Wharton University of Pennsylvania professor Adam Grant, also author of Give and Take: A Revolutionary Approach to Success, gives insight into the dichotomy of behavioural styles people adopt in pursuing success.
There are the takers which he explains as having a distinctive signature in that they like to get more than they give.
Takers tilt reciprocity in their own favour, putting their own interests ahead of others’ needs. In short, takers attempt to maximise profits and work solely for themselves.
The other group are called the givers, considered a relatively rare breed.
Givers tilt reciprocity in the other direction, preferring to give more than they get.

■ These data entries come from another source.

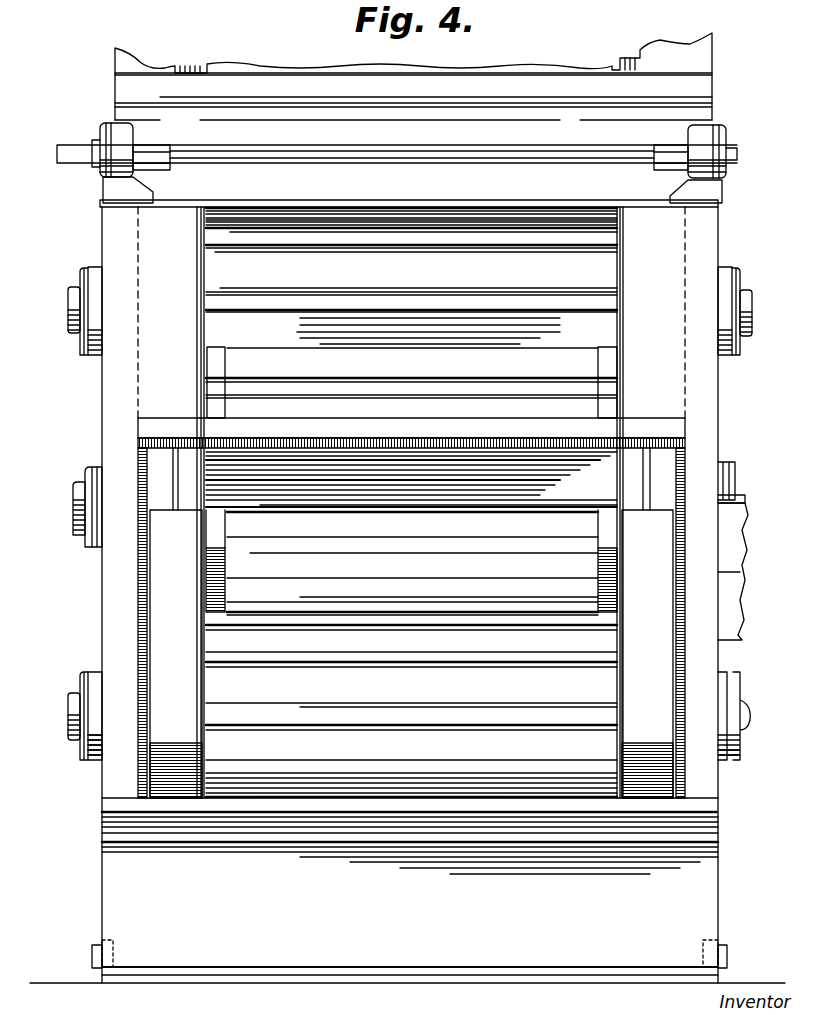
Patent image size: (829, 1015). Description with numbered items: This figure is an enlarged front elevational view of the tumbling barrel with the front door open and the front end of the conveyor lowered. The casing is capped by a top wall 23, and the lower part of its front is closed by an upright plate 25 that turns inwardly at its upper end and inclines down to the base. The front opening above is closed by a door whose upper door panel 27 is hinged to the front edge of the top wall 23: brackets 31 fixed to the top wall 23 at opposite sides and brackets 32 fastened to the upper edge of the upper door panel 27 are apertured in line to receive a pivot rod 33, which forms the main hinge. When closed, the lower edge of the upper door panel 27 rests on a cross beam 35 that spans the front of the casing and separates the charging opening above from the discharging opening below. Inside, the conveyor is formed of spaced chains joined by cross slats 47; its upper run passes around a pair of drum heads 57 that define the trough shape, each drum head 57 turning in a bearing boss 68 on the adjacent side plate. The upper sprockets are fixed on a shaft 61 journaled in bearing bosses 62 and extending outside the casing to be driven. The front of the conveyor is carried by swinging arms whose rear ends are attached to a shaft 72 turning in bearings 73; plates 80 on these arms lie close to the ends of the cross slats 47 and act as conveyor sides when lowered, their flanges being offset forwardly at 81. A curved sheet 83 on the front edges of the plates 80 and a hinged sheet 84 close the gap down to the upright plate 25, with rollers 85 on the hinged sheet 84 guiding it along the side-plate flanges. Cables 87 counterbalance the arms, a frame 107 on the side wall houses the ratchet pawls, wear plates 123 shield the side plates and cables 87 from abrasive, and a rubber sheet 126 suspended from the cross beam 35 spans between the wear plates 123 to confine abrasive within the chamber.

The top wall 23 is at (498, 200).
The upright plate 25 is at (187, 983).
The upper door panel 27 is at (700, 112).
The brackets 31 is at (112, 185).
The brackets 32 is at (160, 170).
The pivot rod 33 is at (223, 150).
The cross beam 35 is at (150, 432).
The cross slats 47 is at (428, 278).
The drum heads 57 is at (216, 363).
The shaft 61 is at (68, 305).
The bearing bosses 62 is at (95, 267).
The bearing boss 68 is at (75, 520).
The shaft 72 is at (750, 718).
The bearings 73 is at (95, 762).
The plates 80 is at (205, 525).
The offset 81 is at (163, 808).
The curved sheet 83 is at (102, 828).
The hinged sheet 84 is at (105, 900).
The rollers 85 is at (100, 943).
The cables 87 is at (173, 491).
The frame 107 is at (742, 542).
The wear plates 123 is at (203, 378).
The rubber sheet 126 is at (443, 485).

They are more other-focused, paying more attention to what other people need from them.
Take, for example, someone who is willing to help others by making an introduction, giving advice or even imparting some knowledge without any strings attached.
However, there is also a third category, i.e. the matchers, and here is where majority of the population is categorised.
Matchers strive to preserve an equal balance of giving and getting. They operate on the principle of fairness, that is when they help others, they protect themselves by seeking reciprocity. It’s more of a tit-for-tat relationship.
According to the study by Grant, givers are considered the most successful.
Despite also representing most of the bottom tier after takers and matchers, givers who are wise enough to manage their time and efforts slowly find themselves at the top most tier.
How can one be a successful giver without burning out?
Adam Rifkin, named Fortune’s best networker on LinkedIn believes you should be willing to do something that will take you five minutes or less for anybody without thinking about being repaid.
After retiring in his 30s as a successful entrepreneur, Rifkin began doing favours by introducing and connecting people to jobs or business opportunities, starting with three introductions every day.
The essence of this is to pick a favour that take at least five minutes and excel at it.
This could even be asking someone what they’re working on so you’ll have a better understanding on what help they might need.
As much as we want to help everyone, this is very much impossible without sacrificing yourself.
A great rule of thumb to live by is this line-up: family, friends, colleagues and everyone else, although there is, sometimes, a fine line between friends and colleagues.
The question to be asked before lending a hand is: Will this affect my time/relationship with my family? If not, then go ahead and help the person.
It’s a great way to keep one’s self-balance without having to jeopardise other relationships and burn out.
Think about it
How else can you become a successful giver in a world perceived as full of takers?